Corporate Insight analyzed the mobile applications available to participants on iPhones, iPads and Android devices for its Retirement Plan Monitor Report. The iPhone app was the most common mobile resource; all but two firms assessed feature iPhone apps. Fifty-four percent offer Android-ready apps, while only two of the firms assessed feature apps optimized for the iPad.   

While some offered in-depth educational resources and others featured tools, the majority of firms listed a number of general account-related statistics. Every firm considered for the report lists a balance, and firms also prevalently listed the investments held within the account (77%). Additionally, 69% of firms listed a rate of return figure and a transaction history consisting of contributions made and loans and/or withdrawals taken. Only half the firms list contribution information (percentage of gross pay, amount at last pay period, etc.), and only 46% of firms list the vested balance.  

While the primary goal of apps is to inform, they also seek to educate, Corporate Insight said. While less prevalent, firms provide access to resources for participants interested in acquiring retirement-related knowledge. Forty-three percent of the apps reviewed feature retirement-related projections, while 28% feature educational articles. A number of firms go a step farther, providing access to more in-depth resources and market-related news.   

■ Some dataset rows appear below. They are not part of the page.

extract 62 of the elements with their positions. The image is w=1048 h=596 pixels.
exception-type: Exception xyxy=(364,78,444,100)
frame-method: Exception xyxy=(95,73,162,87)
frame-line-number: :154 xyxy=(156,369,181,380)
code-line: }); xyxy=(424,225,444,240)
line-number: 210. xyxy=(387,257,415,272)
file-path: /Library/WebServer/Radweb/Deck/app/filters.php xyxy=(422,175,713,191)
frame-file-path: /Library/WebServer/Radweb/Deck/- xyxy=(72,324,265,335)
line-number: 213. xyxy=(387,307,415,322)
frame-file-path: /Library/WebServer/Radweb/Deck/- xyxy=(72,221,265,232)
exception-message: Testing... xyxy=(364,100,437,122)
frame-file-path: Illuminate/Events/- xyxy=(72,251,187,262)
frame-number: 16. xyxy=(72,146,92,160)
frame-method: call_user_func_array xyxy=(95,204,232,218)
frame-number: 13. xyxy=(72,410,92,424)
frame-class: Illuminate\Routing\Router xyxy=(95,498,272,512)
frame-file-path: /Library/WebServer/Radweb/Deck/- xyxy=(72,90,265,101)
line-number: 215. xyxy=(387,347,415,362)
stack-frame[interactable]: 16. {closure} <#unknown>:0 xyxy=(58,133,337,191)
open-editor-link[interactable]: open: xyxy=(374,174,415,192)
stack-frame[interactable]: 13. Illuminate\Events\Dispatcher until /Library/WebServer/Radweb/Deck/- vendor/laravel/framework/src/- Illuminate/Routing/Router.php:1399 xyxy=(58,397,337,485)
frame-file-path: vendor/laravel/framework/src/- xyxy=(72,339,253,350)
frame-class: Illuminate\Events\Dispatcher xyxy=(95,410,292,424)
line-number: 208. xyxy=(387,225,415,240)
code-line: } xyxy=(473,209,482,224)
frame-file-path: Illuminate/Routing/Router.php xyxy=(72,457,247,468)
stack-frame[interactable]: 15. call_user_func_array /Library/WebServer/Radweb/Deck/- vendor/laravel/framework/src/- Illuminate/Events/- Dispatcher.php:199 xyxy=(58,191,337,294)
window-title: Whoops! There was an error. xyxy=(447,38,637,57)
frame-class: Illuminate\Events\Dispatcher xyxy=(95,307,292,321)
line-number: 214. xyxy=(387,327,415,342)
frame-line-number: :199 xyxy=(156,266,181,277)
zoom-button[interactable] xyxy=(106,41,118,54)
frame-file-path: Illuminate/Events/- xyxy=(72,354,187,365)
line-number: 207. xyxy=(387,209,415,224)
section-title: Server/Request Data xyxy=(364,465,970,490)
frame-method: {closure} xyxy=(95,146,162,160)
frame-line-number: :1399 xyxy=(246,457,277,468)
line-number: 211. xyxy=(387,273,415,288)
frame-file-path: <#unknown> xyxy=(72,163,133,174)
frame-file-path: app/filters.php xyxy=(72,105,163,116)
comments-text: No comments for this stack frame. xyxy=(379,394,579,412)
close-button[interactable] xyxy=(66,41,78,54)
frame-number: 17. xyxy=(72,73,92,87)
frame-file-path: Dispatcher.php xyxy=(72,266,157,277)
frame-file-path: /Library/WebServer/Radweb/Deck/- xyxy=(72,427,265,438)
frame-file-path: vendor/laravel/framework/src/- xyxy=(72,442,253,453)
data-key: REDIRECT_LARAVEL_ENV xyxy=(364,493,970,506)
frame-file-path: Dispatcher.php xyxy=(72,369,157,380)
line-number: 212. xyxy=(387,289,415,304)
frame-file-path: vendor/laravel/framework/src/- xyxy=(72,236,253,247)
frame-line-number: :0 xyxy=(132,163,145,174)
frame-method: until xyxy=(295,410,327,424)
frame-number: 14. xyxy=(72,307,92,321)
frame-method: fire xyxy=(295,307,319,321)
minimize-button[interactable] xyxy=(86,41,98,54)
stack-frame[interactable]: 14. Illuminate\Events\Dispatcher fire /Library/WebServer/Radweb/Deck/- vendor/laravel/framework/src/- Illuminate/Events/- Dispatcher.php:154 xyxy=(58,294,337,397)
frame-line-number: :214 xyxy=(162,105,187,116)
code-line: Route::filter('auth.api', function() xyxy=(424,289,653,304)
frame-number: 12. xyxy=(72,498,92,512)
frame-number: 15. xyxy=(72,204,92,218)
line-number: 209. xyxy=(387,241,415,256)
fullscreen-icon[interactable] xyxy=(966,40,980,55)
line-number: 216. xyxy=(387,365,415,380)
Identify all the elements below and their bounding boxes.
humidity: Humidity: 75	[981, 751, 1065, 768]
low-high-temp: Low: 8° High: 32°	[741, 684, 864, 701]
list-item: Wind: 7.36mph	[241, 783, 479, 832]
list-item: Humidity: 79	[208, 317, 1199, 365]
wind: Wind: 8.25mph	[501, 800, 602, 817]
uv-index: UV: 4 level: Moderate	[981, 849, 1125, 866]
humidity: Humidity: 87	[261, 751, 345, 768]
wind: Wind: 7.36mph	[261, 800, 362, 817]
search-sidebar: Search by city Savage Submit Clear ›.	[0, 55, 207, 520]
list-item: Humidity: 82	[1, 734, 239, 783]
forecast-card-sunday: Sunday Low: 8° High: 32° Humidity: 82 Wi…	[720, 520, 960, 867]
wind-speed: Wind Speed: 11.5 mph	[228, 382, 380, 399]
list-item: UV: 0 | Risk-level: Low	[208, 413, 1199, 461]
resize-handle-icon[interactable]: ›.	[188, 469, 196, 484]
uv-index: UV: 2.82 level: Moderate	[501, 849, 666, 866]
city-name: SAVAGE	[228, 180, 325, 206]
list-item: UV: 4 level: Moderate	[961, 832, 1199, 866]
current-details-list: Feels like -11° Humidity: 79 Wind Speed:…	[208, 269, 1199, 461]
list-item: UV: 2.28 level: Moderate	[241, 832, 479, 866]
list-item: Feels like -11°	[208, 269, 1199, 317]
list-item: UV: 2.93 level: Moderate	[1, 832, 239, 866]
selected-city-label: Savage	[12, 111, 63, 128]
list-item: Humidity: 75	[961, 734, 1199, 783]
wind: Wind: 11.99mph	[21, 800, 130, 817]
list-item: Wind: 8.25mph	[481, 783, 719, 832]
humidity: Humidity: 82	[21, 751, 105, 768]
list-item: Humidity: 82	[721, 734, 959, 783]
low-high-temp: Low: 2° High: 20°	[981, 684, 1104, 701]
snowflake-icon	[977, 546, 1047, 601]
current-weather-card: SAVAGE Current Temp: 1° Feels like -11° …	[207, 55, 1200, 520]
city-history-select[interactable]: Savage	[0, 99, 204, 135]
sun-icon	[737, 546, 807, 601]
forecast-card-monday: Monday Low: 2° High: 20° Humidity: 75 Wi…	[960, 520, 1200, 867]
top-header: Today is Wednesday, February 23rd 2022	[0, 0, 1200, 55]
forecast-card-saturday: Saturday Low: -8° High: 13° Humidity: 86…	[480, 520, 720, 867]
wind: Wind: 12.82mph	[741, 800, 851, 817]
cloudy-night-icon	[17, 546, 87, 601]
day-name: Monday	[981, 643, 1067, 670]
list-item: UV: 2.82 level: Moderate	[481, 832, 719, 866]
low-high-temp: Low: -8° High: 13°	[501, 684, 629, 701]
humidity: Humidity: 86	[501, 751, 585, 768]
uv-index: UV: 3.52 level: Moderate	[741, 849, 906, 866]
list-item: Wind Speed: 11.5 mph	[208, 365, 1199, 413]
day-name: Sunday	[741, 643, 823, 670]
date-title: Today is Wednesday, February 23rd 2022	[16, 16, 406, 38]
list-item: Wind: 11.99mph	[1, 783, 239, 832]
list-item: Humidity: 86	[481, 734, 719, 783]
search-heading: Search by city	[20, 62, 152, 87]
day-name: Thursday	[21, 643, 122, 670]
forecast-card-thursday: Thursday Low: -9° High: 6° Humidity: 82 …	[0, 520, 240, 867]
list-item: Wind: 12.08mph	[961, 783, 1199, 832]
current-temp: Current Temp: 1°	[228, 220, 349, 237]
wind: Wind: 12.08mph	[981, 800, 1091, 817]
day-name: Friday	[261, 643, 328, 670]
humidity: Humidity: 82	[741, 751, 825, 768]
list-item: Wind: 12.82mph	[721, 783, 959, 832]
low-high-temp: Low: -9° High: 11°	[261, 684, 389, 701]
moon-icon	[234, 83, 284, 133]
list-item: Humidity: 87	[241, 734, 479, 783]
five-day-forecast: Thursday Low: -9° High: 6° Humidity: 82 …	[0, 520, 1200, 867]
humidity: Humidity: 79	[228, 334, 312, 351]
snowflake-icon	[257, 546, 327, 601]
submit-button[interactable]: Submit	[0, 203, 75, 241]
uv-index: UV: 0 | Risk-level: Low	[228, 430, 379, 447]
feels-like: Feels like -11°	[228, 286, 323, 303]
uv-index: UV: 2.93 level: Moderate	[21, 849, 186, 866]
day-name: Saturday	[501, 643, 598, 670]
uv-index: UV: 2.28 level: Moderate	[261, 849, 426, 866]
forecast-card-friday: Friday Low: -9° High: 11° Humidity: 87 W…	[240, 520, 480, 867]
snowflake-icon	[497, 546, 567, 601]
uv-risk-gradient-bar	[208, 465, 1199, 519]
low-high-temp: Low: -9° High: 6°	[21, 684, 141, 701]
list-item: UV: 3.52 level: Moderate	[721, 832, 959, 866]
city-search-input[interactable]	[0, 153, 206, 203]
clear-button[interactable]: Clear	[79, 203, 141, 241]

Ten of the 13 firms assessed provide access to customer service-related phone numbers in the respective customer service section. Additionally, nine of the firms allow participants to initiate phone calls with the click of a button.  

Some of the more creative resources Corporate Insight found include podcasts, quizzes and tools. Maresca said it is good to offer participants additional resources. He noted that quizzes allow participants to interact with firms and engage participants more with how they are doing in relation to the topic of the quiz. All the quizzes used gave answers with some substance to it regarding a participant’s retirement, so the participant knows more after taking a quiz.